The punitive measure was ordered after a rocket hit southern Israel on Tuesday night, provoking an airstrike from the Jewish state, neither of which caused any injuries.
It was the third incident in recent days to lead Israel to cancel part of its measures easing restrictions on movement for Palestinians from Gaza and the occupied West Bank for the Muslim holy month of Ramzan.
Gaza, ruled by Islamist movement Hamas and ravaged by three wars in the past six years, is under a blockade, with Israel maintaining strict control over the entry and exit of goods and people.
Israel has however eased restrictions on Palestinians seeking to enter Jerusalem for Friday prayers at Al-Aqsa mosque, Islam's third-holiest site, for Ramzan.
Part of the measures included allowing up to 800 Gazans to travel to Al-Aqsa for Friday prayers.
Israel said Wednesday it was revoking 500 such permits, with the cancellations applying to this week only. A spokeswoman for COGAT, the defence ministry unit that coordinates with Gaza, told AFP the move was "because of the rocket".
Some Gaza residents on Wednesday called the punitive measure unfair and said they had no control over the militants firing rockets.
"This is not our fault," said Rabaea Abu Halima, a resident of Beit Lahia in the northern Gaza Strip. "We do not want any rockets to be launched on Israel."

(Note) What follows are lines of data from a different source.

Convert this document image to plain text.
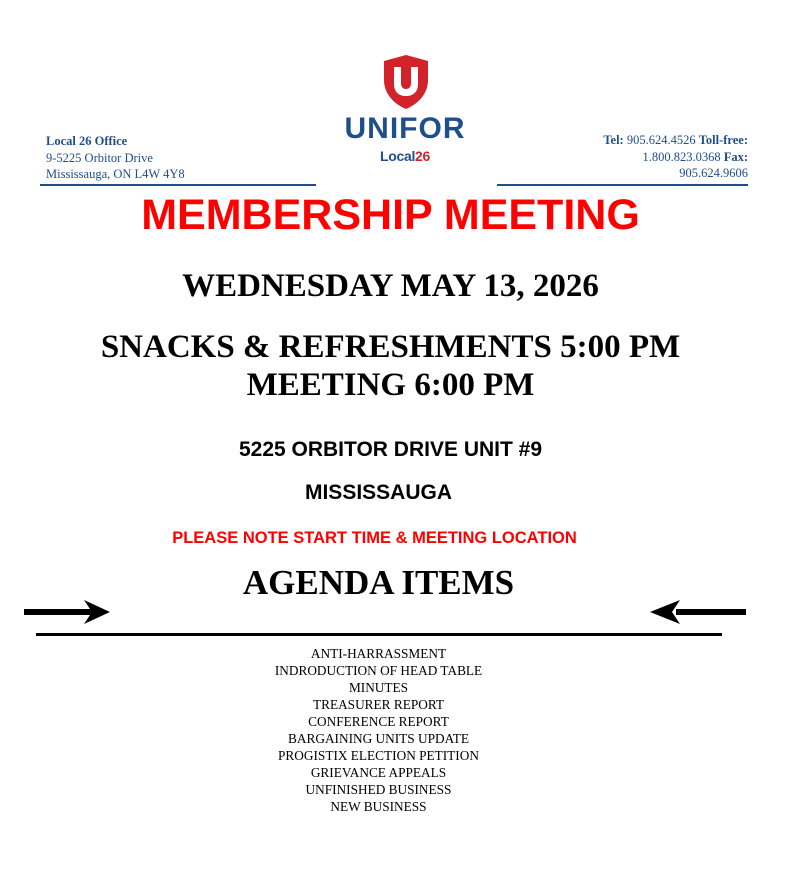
Local 26 Office
9-5225 Orbitor Drive
Mississauga, ON L4W 4Y8
UNIFOR
Local26
Tel: 905.624.4526 Toll-free:
1.800.823.0368 Fax:
905.624.9606
MEMBERSHIP MEETING
WEDNESDAY MAY 13, 2026
SNACKS & REFRESHMENTS 5:00 PM
MEETING 6:00 PM
5225 ORBITOR DRIVE UNIT #9
MISSISSAUGA
PLEASE NOTE START TIME & MEETING LOCATION
AGENDA ITEMS
ANTI-HARRASSMENT
INDRODUCTION OF HEAD TABLE
MINUTES
TREASURER REPORT
CONFERENCE REPORT
BARGAINING UNITS UPDATE
PROGISTIX ELECTION PETITION
GRIEVANCE APPEALS
UNFINISHED BUSINESS
NEW BUSINESS
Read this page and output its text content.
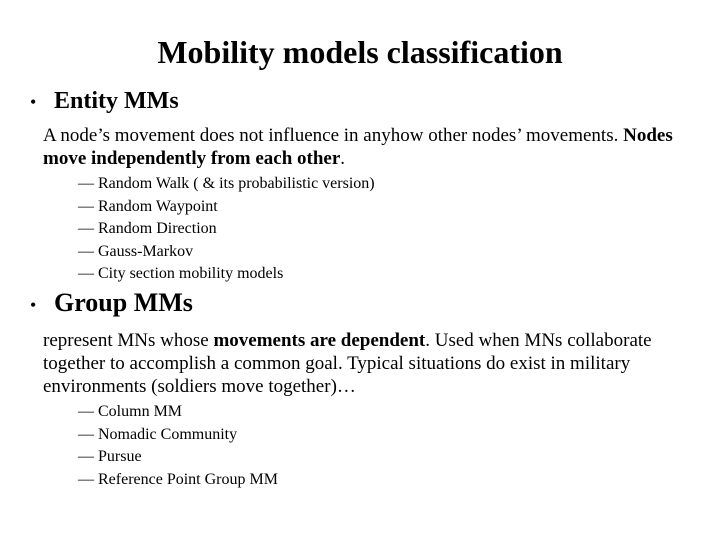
Mobility models classification
• Entity MMs

A node’s movement does not influence in anyhow other nodes’ movements. Nodes move independently from each other.

— Random Walk ( & its probabilistic version)
— Random Waypoint
— Random Direction
— Gauss-Markov
— City section mobility models
• Group MMs

represent MNs whose movements are dependent. Used when MNs collaborate together to accomplish a common goal. Typical situations do exist in military environments (soldiers move together)…

— Column MM
— Nomadic Community
— Pursue
— Reference Point Group MM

UN chief Ban Ki-moon urged Israel to further ease the restrictions.
Ban "welcomes" Israel's measures to ease some restrictions on Palestinians, Under-Secretary-General for Political Affairs Jeffrey Feltman told the Security Council, adding that the UN chief "encourages Israel to sustain and expand these confidence-building measures".

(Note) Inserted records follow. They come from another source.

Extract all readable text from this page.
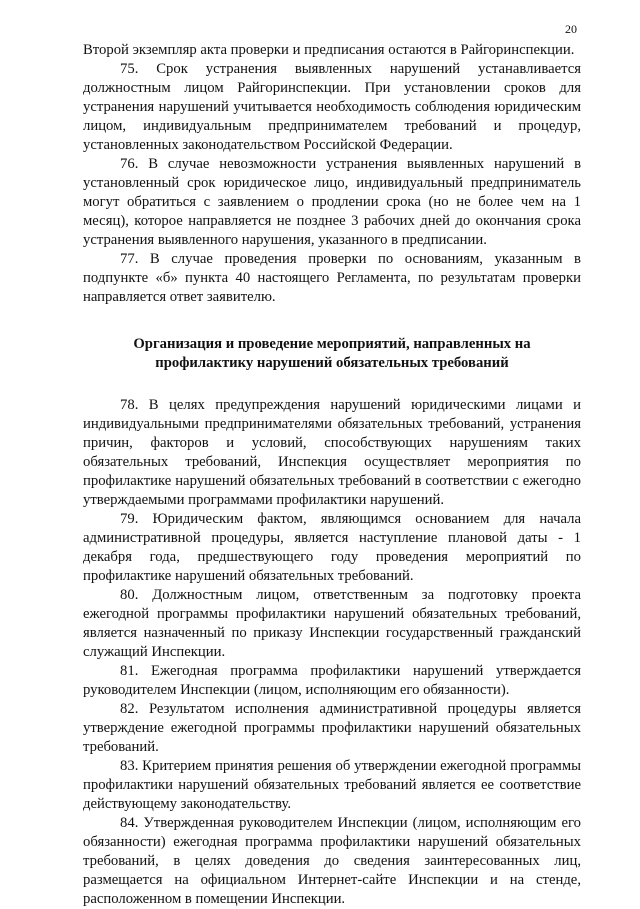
20

Второй экземпляр акта проверки и предписания остаются в Райгоринспекции.

75. Срок устранения выявленных нарушений устанавливается должностным лицом Райгоринспекции. При установлении сроков для устранения нарушений учитывается необходимость соблюдения юридическим лицом, индивидуальным предпринимателем требований и процедур, установленных законодательством Российской Федерации.

76. В случае невозможности устранения выявленных нарушений в установленный срок юридическое лицо, индивидуальный предприниматель могут обратиться с заявлением о продлении срока (но не более чем на 1 месяц), которое направляется не позднее 3 рабочих дней до окончания срока устранения выявленного нарушения, указанного в предписании.

77. В случае проведения проверки по основаниям, указанным в подпункте «б» пункта 40 настоящего Регламента, по результатам проверки направляется ответ заявителю.

Организация и проведение мероприятий, направленных на
профилактику нарушений обязательных требований

78. В целях предупреждения нарушений юридическими лицами и индивидуальными предпринимателями обязательных требований, устранения причин, факторов и условий, способствующих нарушениям таких обязательных требований, Инспекция осуществляет мероприятия по профилактике нарушений обязательных требований в соответствии с ежегодно утверждаемыми программами профилактики нарушений.

79. Юридическим фактом, являющимся основанием для начала административной процедуры, является наступление плановой даты - 1 декабря года, предшествующего году проведения мероприятий по профилактике нарушений обязательных требований.

80. Должностным лицом, ответственным за подготовку проекта ежегодной программы профилактики нарушений обязательных требований, является назначенный по приказу Инспекции государственный гражданский служащий Инспекции.

81. Ежегодная программа профилактики нарушений утверждается руководителем Инспекции (лицом, исполняющим его обязанности).

82. Результатом исполнения административной процедуры является утверждение ежегодной программы профилактики нарушений обязательных требований.

83. Критерием принятия решения об утверждении ежегодной программы профилактики нарушений обязательных требований является ее соответствие действующему законодательству.

84. Утвержденная руководителем Инспекции (лицом, исполняющим его обязанности) ежегодная программа профилактики нарушений обязательных требований, в целях доведения до сведения заинтересованных лиц, размещается на официальном Интернет-сайте Инспекции и на стенде, расположенном в помещении Инспекции.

But the defence ministry had said the easing of restrictions was conditional on a continued lull in violence, which was initially broken late Friday with the killing of an Israeli hiker in the West Bank.
That incident was followed by the stabbing of a policeman in east Jerusalem on Sunday.
In response, Israel had revoked entry permits for residents of the West Bank village where the Palestinian who had stabbed the policeman was from.
It also cancelled permission for 500 West Bank Palestinians to fly via Israel's Ben Gurion airport.
Claim by radical Islamists
Tuesday night's rocket firing was the fifth such incident in just under a month.
It was claimed -- like all recent incidents of firing on southern Israel -- by a radical Islamist organisation loosely allied with the Islamic State group.
The group calling itself "Supporters of the Islamic State in Jerusalem" recently emerged in Gaza amid increasing tensions between Hamas and extremist splinter groups.
Israel however says it holds Hamas responsible for any fire from its territory.
Israeli aircraft struck Gaza following Tuesday's rocket attack, with Palestinian security sources saying the raid hit farmland in northern Gaza, causing no injuries or damage.
The last rocket to hit Israel was on June 6 and was followed within hours by an Israeli air strike into the coastal strip.
Israel went to war against Hamas last summer with the aim of stamping out cross-border rocket and mortar attacks.
The 50-day conflict killed about 2,200 Palestinians, a majority of whom were civilians, and 73 Israelis, most of them soldiers.